# Power functions and $\lim_{x \to +\infty}{\frac{\int_{0}^{x}{f(t)\mathrm{d}t}}{x f(x)}}=\frac{1}{1 + \beta}$

integrationlimitsreal-analysis

Let $$f : \mathbb{R}_+ \rightarrow \mathbb{R}_+$$ an increasing continuous function such that $$f(0) = 0$$ and $$\beta \geq 0$$. When we have for all $$x > 0$$, $$\displaystyle\frac{\int_{0}^{x}{f(t)\mathrm{d}t}}{x f(x)} = \frac{1}{1 + \beta}$$, it is straightforward that $$f$$ is a power function, i.e. there is $$\lambda > 0$$ such that for any $$x \geq 0$$, $$f(x) = \lambda x^{\beta}$$.

My question is:

Does $$\lim\limits_{x \rightarrow +\infty}{\displaystyle\frac{\int_{0}^{x}{f(t)\mathrm{d}t}}{x f(x)}} = \displaystyle\frac{1}{1 + \beta}$$ imply that there is some $$\lambda \geq 0$$ such that $$\lim\limits_{x \rightarrow +\infty}{\displaystyle\frac{f(x)}{x^{\beta}}} = \lambda$$ ?

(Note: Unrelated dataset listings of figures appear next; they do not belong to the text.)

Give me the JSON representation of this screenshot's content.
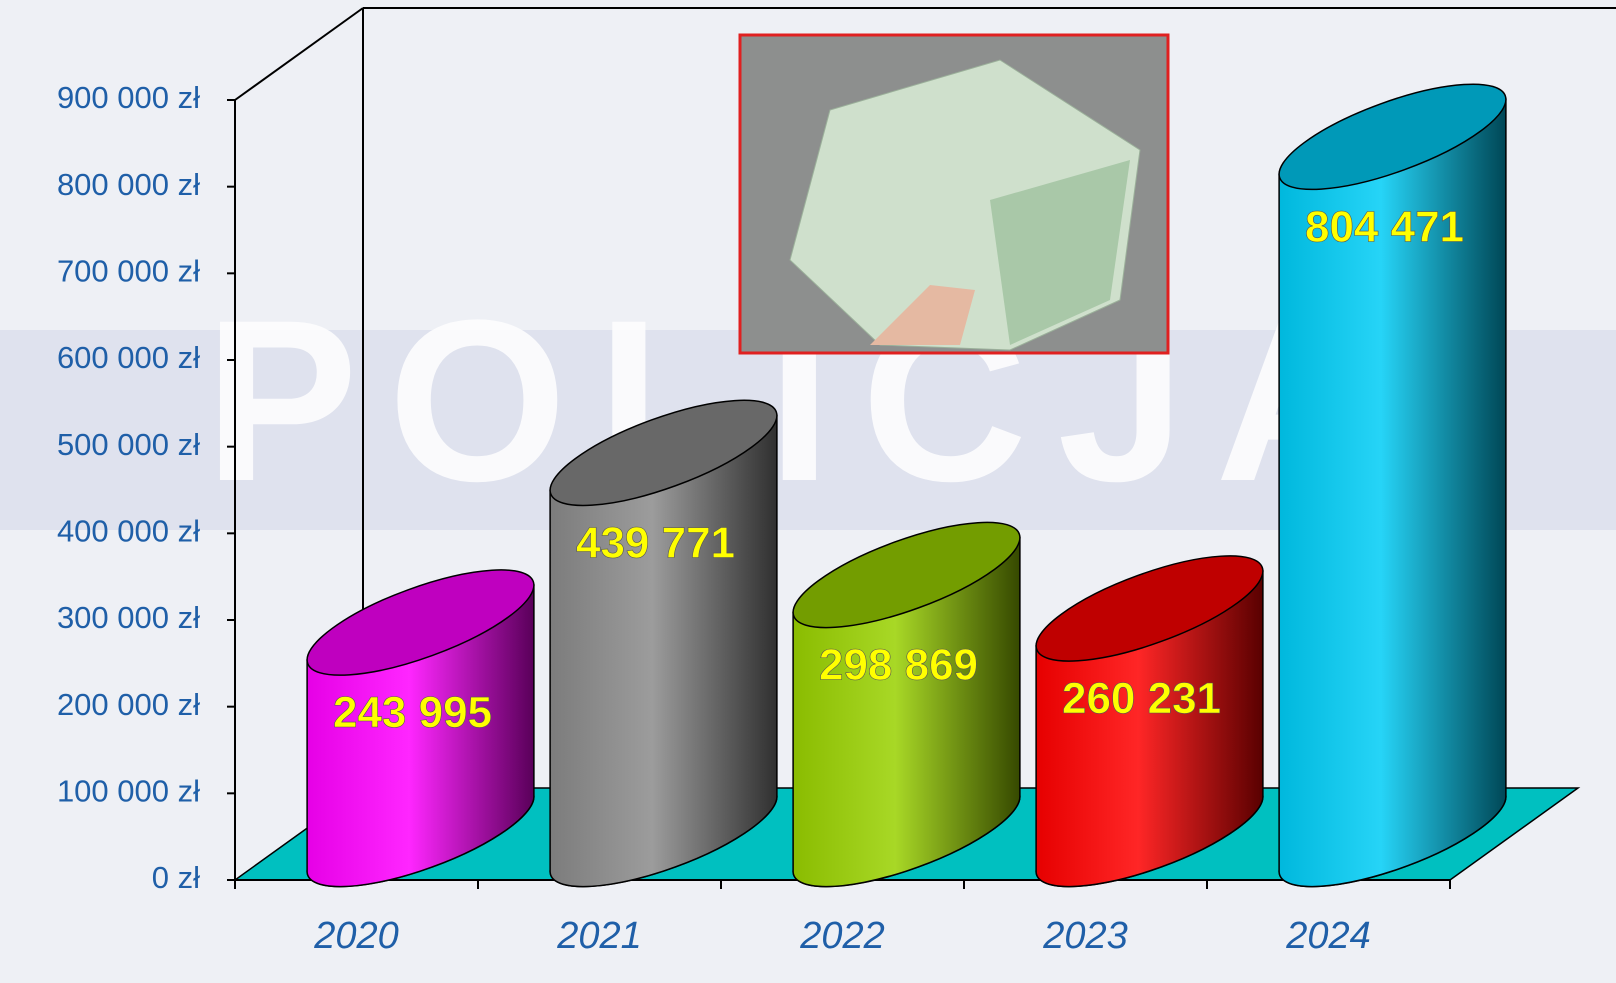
{
  "chart_data": {
    "type": "cylinder-bar",
    "background_text": "POLICJA",
    "categories": [
      "2020",
      "2021",
      "2022",
      "2023",
      "2024"
    ],
    "values": [
      243995,
      439771,
      298869,
      260231,
      804471
    ],
    "value_labels": [
      "243 995",
      "439 771",
      "298 869",
      "260 231",
      "804 471"
    ],
    "colors": [
      "#ff00ff",
      "#8a8a8a",
      "#99d100",
      "#ff0000",
      "#00ccf5"
    ],
    "floor_color": "#00c0c0",
    "ylim": [
      0,
      900000
    ],
    "yticks": [
      {
        "value": 0,
        "label": "0 zł"
      },
      {
        "value": 100000,
        "label": "100 000 zł"
      },
      {
        "value": 200000,
        "label": "200 000 zł"
      },
      {
        "value": 300000,
        "label": "300 000 zł"
      },
      {
        "value": 400000,
        "label": "400 000 zł"
      },
      {
        "value": 500000,
        "label": "500 000 zł"
      },
      {
        "value": 600000,
        "label": "600 000 zł"
      },
      {
        "value": 700000,
        "label": "700 000 zł"
      },
      {
        "value": 800000,
        "label": "800 000 zł"
      },
      {
        "value": 900000,
        "label": "900 000 zł"
      }
    ]
  }
}
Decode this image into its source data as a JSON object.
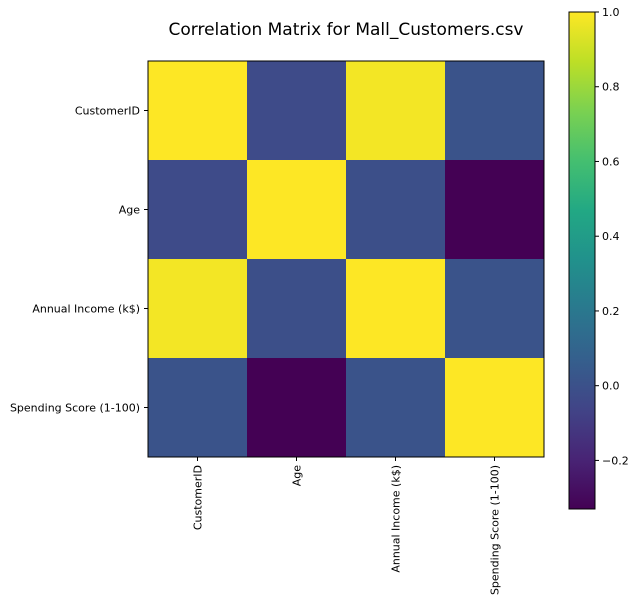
{
  "chart_data": {
    "type": "heatmap",
    "title": "Correlation Matrix for Mall_Customers.csv",
    "row_labels": [
      "CustomerID",
      "Age",
      "Annual Income (k$)",
      "Spending Score (1-100)"
    ],
    "col_labels": [
      "CustomerID",
      "Age",
      "Annual Income (k$)",
      "Spending Score (1-100)"
    ],
    "values": [
      [
        1.0,
        -0.03,
        0.98,
        0.01
      ],
      [
        -0.03,
        1.0,
        -0.01,
        -0.33
      ],
      [
        0.98,
        -0.01,
        1.0,
        0.01
      ],
      [
        0.01,
        -0.33,
        0.01,
        1.0
      ]
    ],
    "colormap": "viridis",
    "vmin": -0.33,
    "vmax": 1.0,
    "colorbar": {
      "ticks": [
        -0.2,
        0.0,
        0.2,
        0.4,
        0.6,
        0.8,
        1.0
      ],
      "tick_labels": [
        "−0.2",
        "0.0",
        "0.2",
        "0.4",
        "0.6",
        "0.8",
        "1.0"
      ],
      "placement": "right"
    }
  }
}
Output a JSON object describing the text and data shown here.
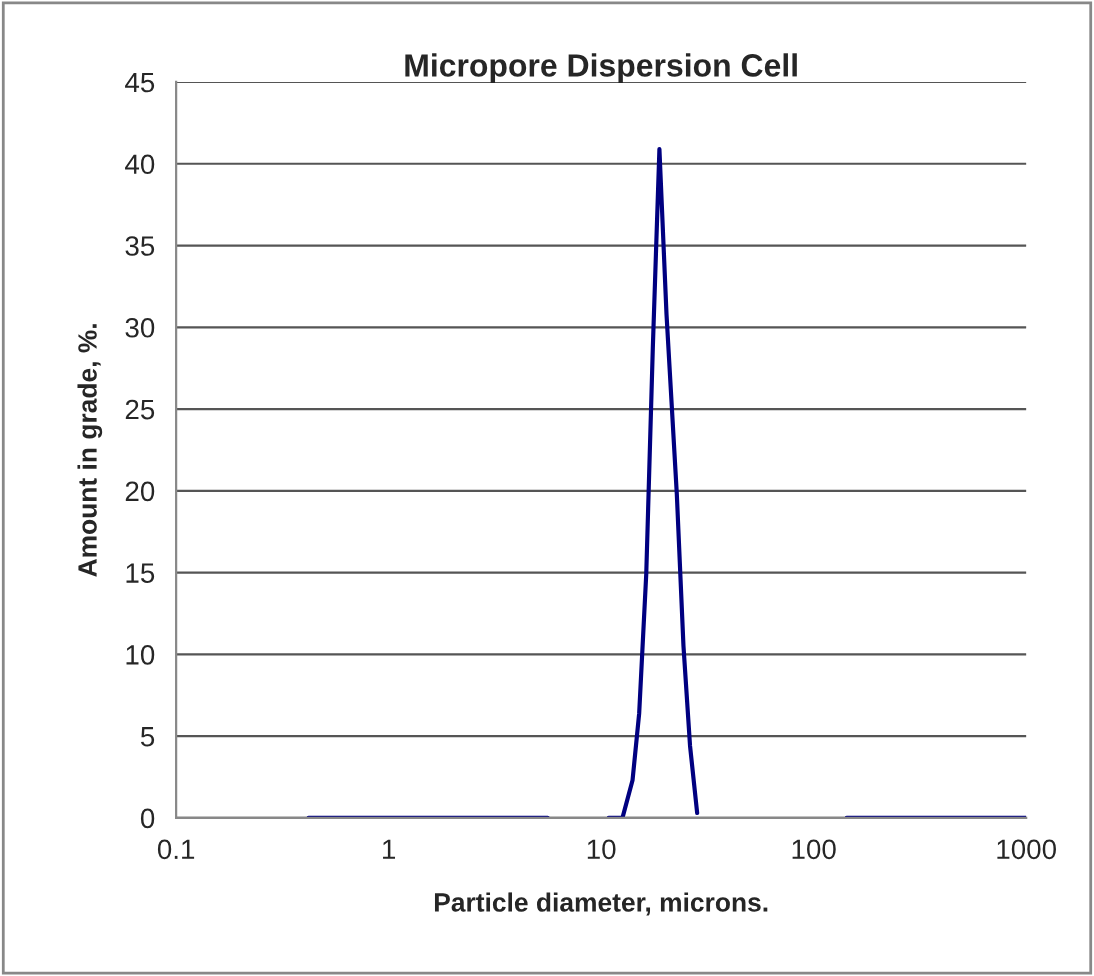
{
  "chart_data": {
    "type": "line",
    "title": "Micropore Dispersion Cell",
    "xlabel": "Particle diameter, microns.",
    "ylabel": "Amount in grade, %.",
    "log": "x",
    "xlim": [
      0.1,
      1000
    ],
    "xticks": [
      0.1,
      1,
      10,
      100,
      1000
    ],
    "ylim": [
      0,
      45
    ],
    "yticks": [
      0,
      5,
      10,
      15,
      20,
      25,
      30,
      35,
      40,
      45
    ],
    "grid": "y",
    "legend": false,
    "marker": "none",
    "line_style": "solid",
    "series": [
      {
        "color": "#000080",
        "x": [
          0.42,
          5.6,
          8,
          10.85,
          12.6,
          14.05,
          15.1,
          16.3,
          17.5,
          18.8,
          20.3,
          22.7,
          24.4,
          26.2,
          28.3,
          60,
          143,
          1000
        ],
        "values": [
          0,
          0,
          null,
          0,
          0,
          2.3,
          6.4,
          14.9,
          28.7,
          40.9,
          30.8,
          19.8,
          10.5,
          4.4,
          0.3,
          null,
          0,
          0
        ]
      }
    ]
  }
}
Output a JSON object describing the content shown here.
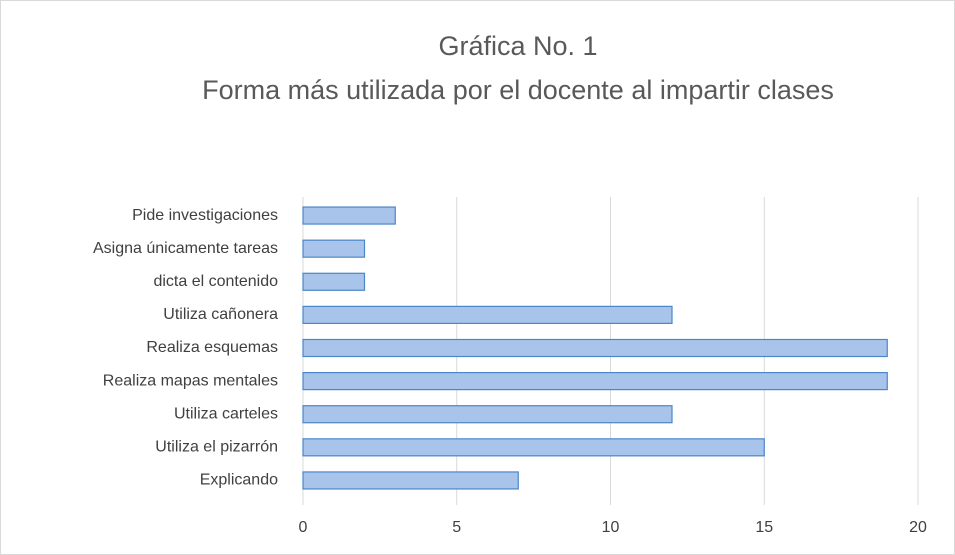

In general, $$f$$ will be “almost” a power function. More precisely, it will be regularly varying with index $$\beta$$, i.e., of the form $$f(x)=x^\beta\cdot\ell(x)$$ where $$\ell$$ is a slowly varying function, such as $$\ell(x):=\log(1+x)$$. This is in essence the content of Karamata's theorem (see Theorems 1.5.11 and 1.6.1 of Bingham, Goldie, and Teugel's book “Regular variation”): Karamata's theorem states that a positive, locally bounded function $$f:[0,\infty)\to[0,\infty)$$ is a regularly varying function with index $$\beta\ge0$$ if and only if $$\frac{x^{\sigma+1}f(x)}{\int_0^xt^\sigma\,f(t)\,\mathrm dt}\xrightarrow[x\to\infty]{}\sigma+\beta+1\tag{C_\sigma}$$ holds for some $$\sigma>-(\beta+1)$$. In this case, $$(C_\sigma)$$ holds for all $$\sigma\ge-(\beta+1)$$.
The representation theorem (Theorem 1.3.1 in the book) says that we can write any slowly varying function $$\ell$$ in the form $$\ell(x)=c(x)\exp\left(\int_0^x\varepsilon(u)\frac{\mathrm du}u\right)$$ for some $$c$$ measurable with $$c(x)\to c\in(0,\infty)$$ and $$\varepsilon(x)\to0$$ as $$x\to\infty$$.